Norton Motorcycles is one of the iconic names in British motorcycling and is undergoing a renaissance under new ownership and investment in new state-of-the-art machining technology.
The company was on the brink of bankruptcy, before in 2020, Indian motorbike manufacturing giant TVS saved it and resurrected the historic brand, last year announcing a £100m investment plan.
TVS is renowned for producing quality bikes at affordable prices, but the new owner’s aim for Norton was very different and it is TVS’ flagship, luxury line.
“TVS make three million bikes every year in their Indian facilities, so they know manufacturing and they know how to make a product that is so reliable they can offer a 30,000-mile warranty on a 100cc bike,” explains Adam Green, senior manufacturing process engineer at Norton Motorcycles.
“Norton is a very different proposition for them. Norton is premium brand for TVS and as an owner, they want flawless paintwork, flawless polishing, reliability, component testing, the lot.
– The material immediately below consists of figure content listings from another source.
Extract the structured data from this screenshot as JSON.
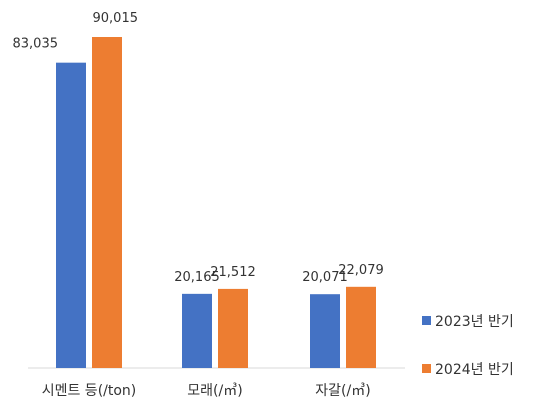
{
  "chart_data": {
    "type": "bar",
    "title": "",
    "xlabel": "",
    "ylabel": "",
    "categories": [
      "시멘트 등(/ton)",
      "모래(/㎥)",
      "자갈(/㎥)"
    ],
    "series": [
      {
        "name": "2023년 반기",
        "values": [
          83035,
          20165,
          20071
        ],
        "labels": [
          "83,035",
          "20,165",
          "20,071"
        ],
        "color": "#4472C4"
      },
      {
        "name": "2024년 반기",
        "values": [
          90015,
          21512,
          22079
        ],
        "labels": [
          "90,015",
          "21,512",
          "22,079"
        ],
        "color": "#ED7D31"
      }
    ],
    "ylim": [
      0,
      100000
    ],
    "grid": false,
    "legend_position": "right"
  }
}
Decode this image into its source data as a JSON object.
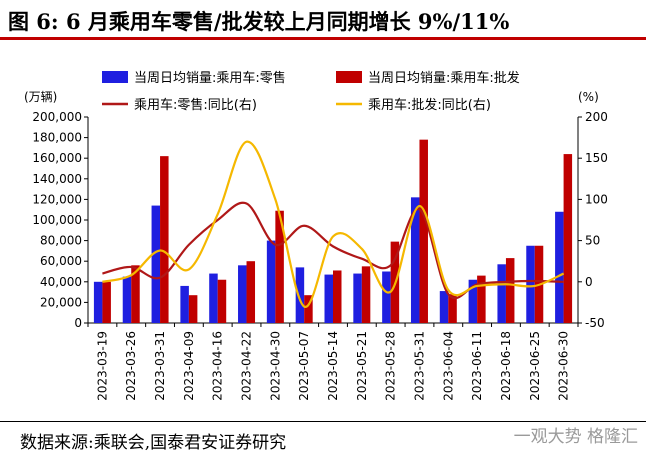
{
  "title": "图 6:  6 月乘用车零售/批发较上月同期增长 9%/11%",
  "source": "数据来源:乘联会,国泰君安证券研究",
  "watermark": "一观大势 格隆汇",
  "chart_data": {
    "type": "bar+line",
    "left_unit": "(万辆)",
    "right_unit": "(%)",
    "categories": [
      "2023-03-19",
      "2023-03-26",
      "2023-03-31",
      "2023-04-09",
      "2023-04-16",
      "2023-04-22",
      "2023-04-30",
      "2023-05-07",
      "2023-05-14",
      "2023-05-21",
      "2023-05-28",
      "2023-05-31",
      "2023-06-04",
      "2023-06-11",
      "2023-06-18",
      "2023-06-25",
      "2023-06-30"
    ],
    "y_left": {
      "min": 0,
      "max": 200000,
      "ticks": [
        "0",
        "20,000",
        "40,000",
        "60,000",
        "80,000",
        "100,000",
        "120,000",
        "140,000",
        "160,000",
        "180,000",
        "200,000"
      ]
    },
    "y_right": {
      "min": -50,
      "max": 200,
      "ticks": [
        "-50",
        "0",
        "50",
        "100",
        "150",
        "200"
      ]
    },
    "bar_series": [
      {
        "name": "当周日均销量:乘用车:零售",
        "color": "#1f1fe0",
        "values": [
          40000,
          45000,
          114000,
          36000,
          48000,
          56000,
          80000,
          54000,
          47000,
          48000,
          50000,
          122000,
          31000,
          42000,
          57000,
          75000,
          108000
        ]
      },
      {
        "name": "当周日均销量:乘用车:批发",
        "color": "#c00000",
        "values": [
          40000,
          56000,
          162000,
          27000,
          42000,
          60000,
          109000,
          27000,
          51000,
          55000,
          79000,
          178000,
          28000,
          46000,
          63000,
          75000,
          164000
        ]
      }
    ],
    "line_series": [
      {
        "name": "乘用车:零售:同比(右)",
        "color": "#b01818",
        "values": [
          10,
          18,
          5,
          45,
          75,
          95,
          45,
          68,
          43,
          28,
          20,
          88,
          -15,
          -3,
          0,
          1,
          0
        ]
      },
      {
        "name": "乘用车:批发:同比(右)",
        "color": "#f5b800",
        "values": [
          0,
          8,
          38,
          15,
          82,
          170,
          100,
          -30,
          55,
          40,
          -12,
          92,
          -10,
          -5,
          -3,
          -5,
          10
        ]
      }
    ],
    "grid": false,
    "legend": "top"
  }
}
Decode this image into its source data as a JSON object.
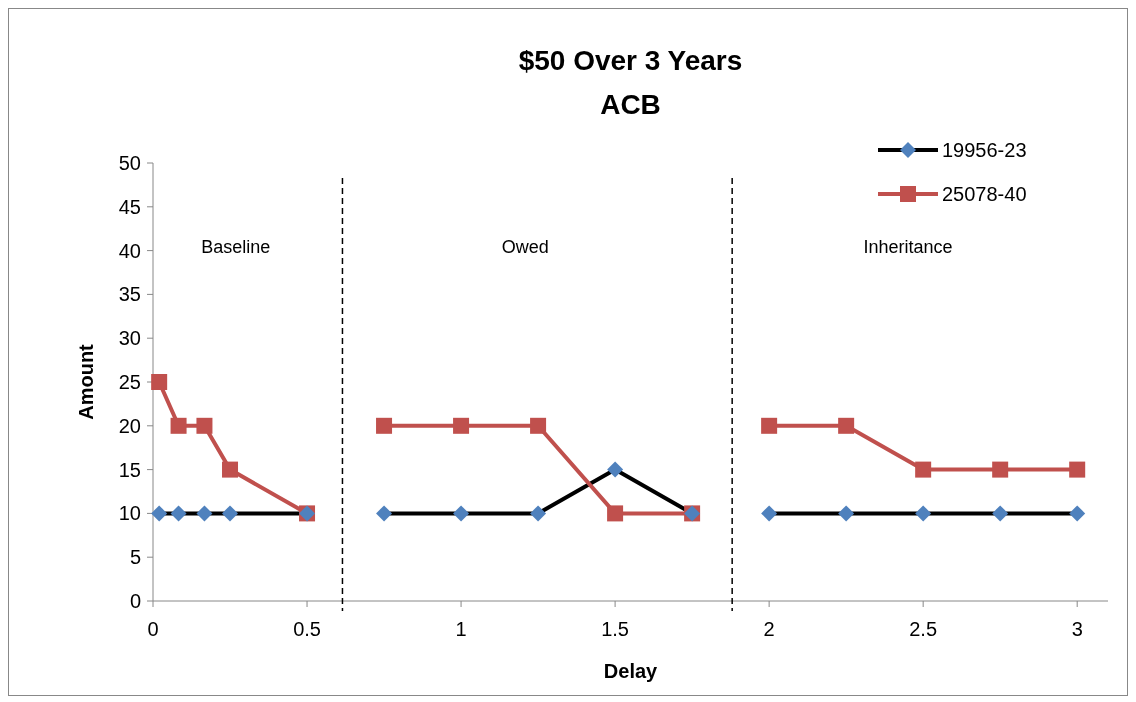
{
  "chart_data": {
    "type": "line",
    "title": "$50 Over 3 Years",
    "subtitle": "ACB",
    "xlabel": "Delay",
    "ylabel": "Amount",
    "x": [
      0.02,
      0.083,
      0.167,
      0.25,
      0.5,
      0.625,
      0.75,
      1,
      1.25,
      1.5,
      1.75,
      1.875,
      2,
      2.25,
      2.5,
      2.75,
      3
    ],
    "series": [
      {
        "name": "19956-23",
        "color": "#000000",
        "marker": "diamond",
        "colors": [
          "#4f81bd",
          "#4f81bd",
          "#4f81bd",
          "#4f81bd",
          "#4f81bd",
          null,
          "#4f81bd",
          "#4f81bd",
          "#4f81bd",
          "#4f81bd",
          "#4f81bd",
          null,
          "#4f81bd",
          "#4f81bd",
          "#4f81bd",
          "#4f81bd",
          "#4f81bd"
        ],
        "values": [
          10,
          10,
          10,
          10,
          10,
          null,
          10,
          10,
          10,
          15,
          10,
          null,
          10,
          10,
          10,
          10,
          10
        ]
      },
      {
        "name": "25078-40",
        "color": "#c0504d",
        "marker": "square",
        "values": [
          25,
          20,
          20,
          15,
          10,
          null,
          20,
          20,
          20,
          10,
          10,
          null,
          20,
          20,
          15,
          15,
          15
        ]
      }
    ],
    "xlim": [
      0,
      3.1
    ],
    "xticks": [
      0,
      0.5,
      1,
      1.5,
      2,
      2.5,
      3
    ],
    "ylim": [
      0,
      50
    ],
    "yticks": [
      0,
      5,
      10,
      15,
      20,
      25,
      30,
      35,
      40,
      45,
      50
    ],
    "grid": false,
    "legend": "top right",
    "line_style": "solid",
    "ref_lines": [
      {
        "axis": "x",
        "value": 0.615,
        "line_style": "dashed",
        "color": "#000000"
      },
      {
        "axis": "x",
        "value": 1.88,
        "line_style": "dashed",
        "color": "#000000"
      }
    ],
    "annotations": [
      "Baseline",
      "Owed",
      "Inheritance"
    ]
  }
}
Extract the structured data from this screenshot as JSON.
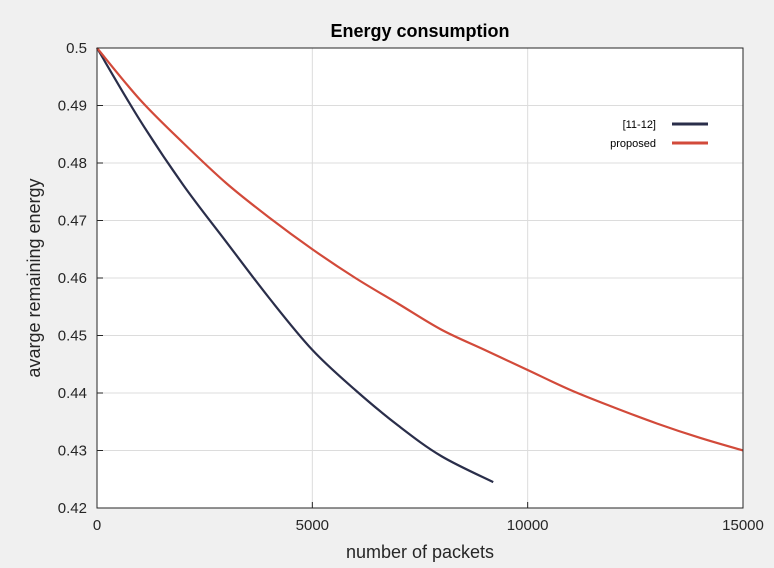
{
  "chart_data": {
    "type": "line",
    "title": "Energy consumption",
    "xlabel": "number of packets",
    "ylabel": "avarge remaining energy",
    "xlim": [
      0,
      15000
    ],
    "ylim": [
      0.42,
      0.5
    ],
    "xticks": [
      0,
      5000,
      10000,
      15000
    ],
    "yticks": [
      0.42,
      0.43,
      0.44,
      0.45,
      0.46,
      0.47,
      0.48,
      0.49,
      0.5
    ],
    "xtick_labels": [
      "0",
      "5000",
      "10000",
      "15000"
    ],
    "ytick_labels": [
      "0.42",
      "0.43",
      "0.44",
      "0.45",
      "0.46",
      "0.47",
      "0.48",
      "0.49",
      "0.5"
    ],
    "grid": true,
    "legend_position": "top-right",
    "series": [
      {
        "name": "[11-12]",
        "color": "#2a2e4a",
        "x": [
          0,
          1000,
          2000,
          3000,
          4000,
          5000,
          6000,
          7000,
          8000,
          9200
        ],
        "y": [
          0.5,
          0.4874,
          0.4762,
          0.4663,
          0.4565,
          0.4475,
          0.4405,
          0.4343,
          0.429,
          0.4245
        ]
      },
      {
        "name": "proposed",
        "color": "#d24a3a",
        "x": [
          0,
          1000,
          2000,
          3000,
          4000,
          5000,
          6000,
          7000,
          8000,
          9000,
          10000,
          11000,
          12000,
          13000,
          14000,
          15000
        ],
        "y": [
          0.5,
          0.491,
          0.4835,
          0.4765,
          0.4705,
          0.465,
          0.46,
          0.4555,
          0.451,
          0.4475,
          0.444,
          0.4405,
          0.4375,
          0.4347,
          0.4322,
          0.43
        ]
      }
    ]
  }
}
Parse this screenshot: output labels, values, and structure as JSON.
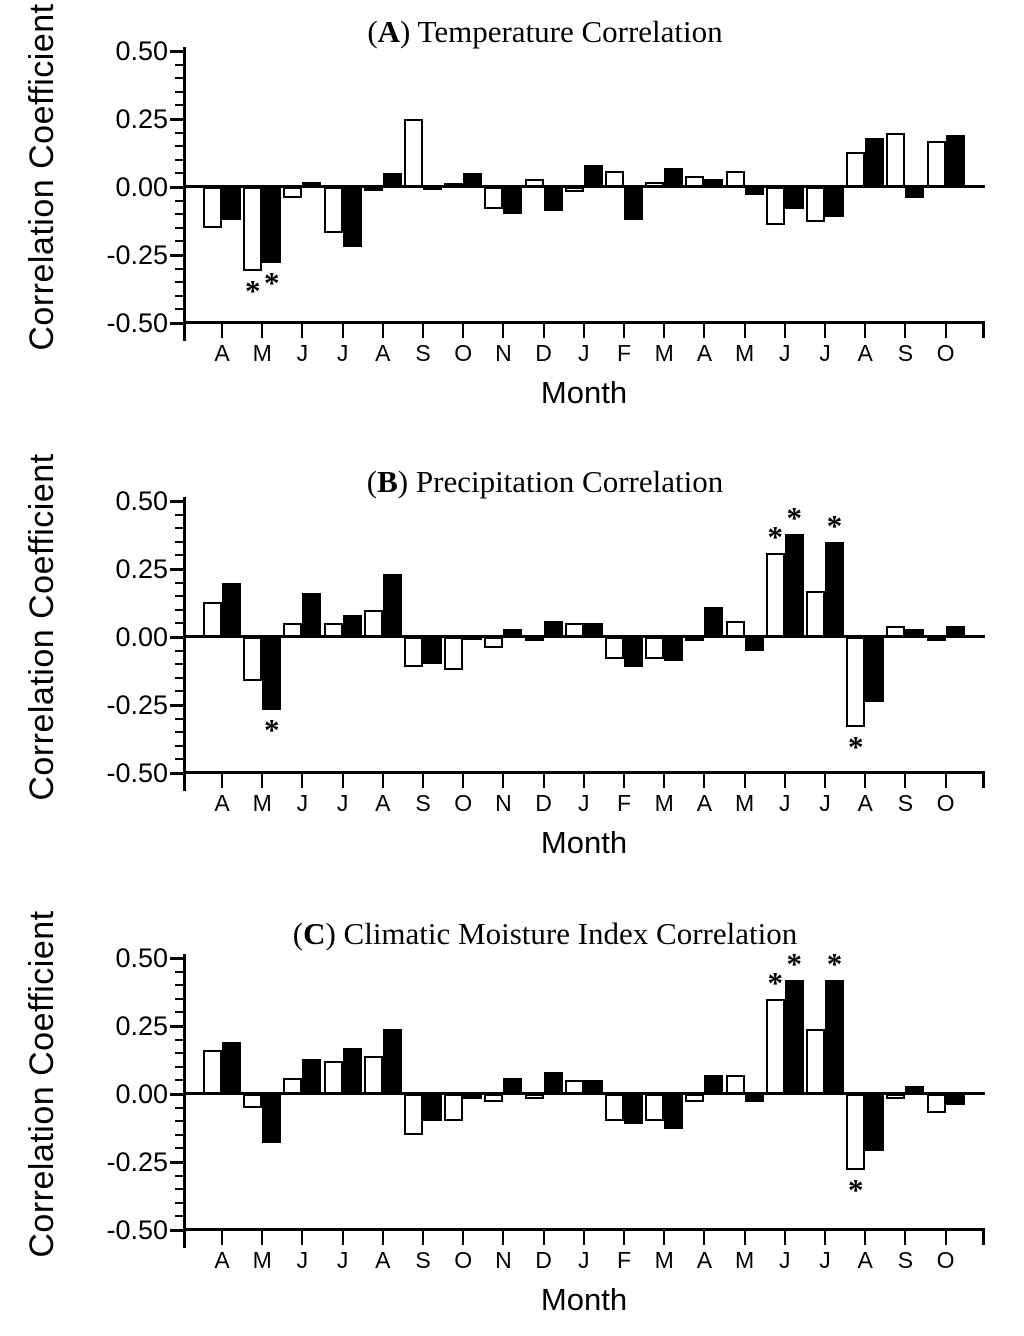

Our brief is simple, make the finest bikes Norton have ever made.”
TVS’ plans for the brand have included the opening of a new manufacturing facility in Solihull, West Midlands, that aims to build British bikes using a combination of traditional hand-crafted ways of working with modern manufacturing techniques to deliver consistently high quality.
That willingness to embrace new ways of working led the company to critically examine how it made its bike frames in its fabricating facility.
“Previously, we’d been hand-bending and hand-scalloping the bike frames because we didn’t know how to do anything different,” says Green. “We could get the casts pre-machined but that would mean we had the welders controlling the tolerances.
"It’s difficult to hold a tight dimension while the component is moving around with all the variances, from the skill of the welder to the time of year.”
The TVS takeover gave Norton much greater access to technical input, which was invaluable when the company began planning for potential new motorbikes.
“One idea is a cast frame and, instead of welding detailed components into the frame, we mould machine the details into the casting which gives us much higher tolerances.”
MACHINE TOOL INVESTMENT
A key part of the development of Norton has been its investment in the latest high-tech machine tools and manufacturing technology to boost its capabilities.
A key partner that it has worked closely with is Yamazaki Mazak which has its European manufacturing plant in Worcester. As part of its strategy to raise productivity, Norton recently invested in a new Mazak VTC 800/30SLR vertical machining centre into its fabrication facility that is capable of machining an entire bike frame within the high capacity working area.